What the MTA Subway system shows is how colour-coding could be read in a variety of ways. The reading presented here is perhaps the one that the MTA was looking for, but there are so many others. The 1-2-3 and 4-5-6services run almost parallel in Manhattan on the two opposite sides of Central Park and are assigned the two opposite colours of a traffic light – red and green. However, the 2 and 5-service run along the same tracks for a substantial length in the Bronx and in Brooklyn, too, which makes the opposing lines reading obsolete. The L-service could be read as tied to the Shuttle services.I have heard tourists regularly referring to the “S-train”, which a local would probably never say.
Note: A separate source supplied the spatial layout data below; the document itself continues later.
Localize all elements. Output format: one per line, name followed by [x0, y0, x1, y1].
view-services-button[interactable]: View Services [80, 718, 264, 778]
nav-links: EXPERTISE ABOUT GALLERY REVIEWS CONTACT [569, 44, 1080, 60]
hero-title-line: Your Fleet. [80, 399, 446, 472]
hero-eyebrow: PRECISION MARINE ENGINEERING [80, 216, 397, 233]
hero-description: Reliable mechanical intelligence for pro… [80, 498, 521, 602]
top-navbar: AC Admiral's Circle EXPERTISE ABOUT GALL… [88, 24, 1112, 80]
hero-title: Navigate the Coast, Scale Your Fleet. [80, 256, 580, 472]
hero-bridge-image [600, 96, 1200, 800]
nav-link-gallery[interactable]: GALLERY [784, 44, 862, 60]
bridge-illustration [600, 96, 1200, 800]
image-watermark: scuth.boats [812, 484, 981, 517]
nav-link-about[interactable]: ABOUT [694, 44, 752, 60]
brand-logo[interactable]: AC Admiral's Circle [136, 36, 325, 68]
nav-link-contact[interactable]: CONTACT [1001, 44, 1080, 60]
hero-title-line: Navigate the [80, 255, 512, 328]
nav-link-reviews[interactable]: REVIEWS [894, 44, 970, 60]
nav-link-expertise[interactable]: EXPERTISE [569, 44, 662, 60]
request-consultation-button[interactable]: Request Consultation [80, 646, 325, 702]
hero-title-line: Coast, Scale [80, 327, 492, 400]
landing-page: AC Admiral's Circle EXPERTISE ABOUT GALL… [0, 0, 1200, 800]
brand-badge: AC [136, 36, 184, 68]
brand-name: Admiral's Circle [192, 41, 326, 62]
The MTA makes the distinction between Light Slate Grey L-service and Dark Slate Grey Shuttles, but I am sure many people think they somehow need to be connected due to the proximity of their colours. Yet the L-service does not share a single station with any of the Shuttles. Colour is also recognized differently by different people so some might view the Lime Green G to be closely connected to the Apple Green 4-5-6, while other would-think they are just as different as any other two line and colours. Some would see the M-service (newly Bright Orange) running along with its former colour-mates Terra Cotta Brown J and Z-services for some six stations as logical because of the proximity of the colours, while other might think otherwise. I am not even going to dare discussing colour-blindness and how it could affect reading the subway nomenclature. At any rate, the subway system isquite a fascinating case of how colour-coding could be read in a variety of ways producing both justification for the MTA arrangement and confusion and drawing on history, visual perception, track length, number of stations shared and many other categories.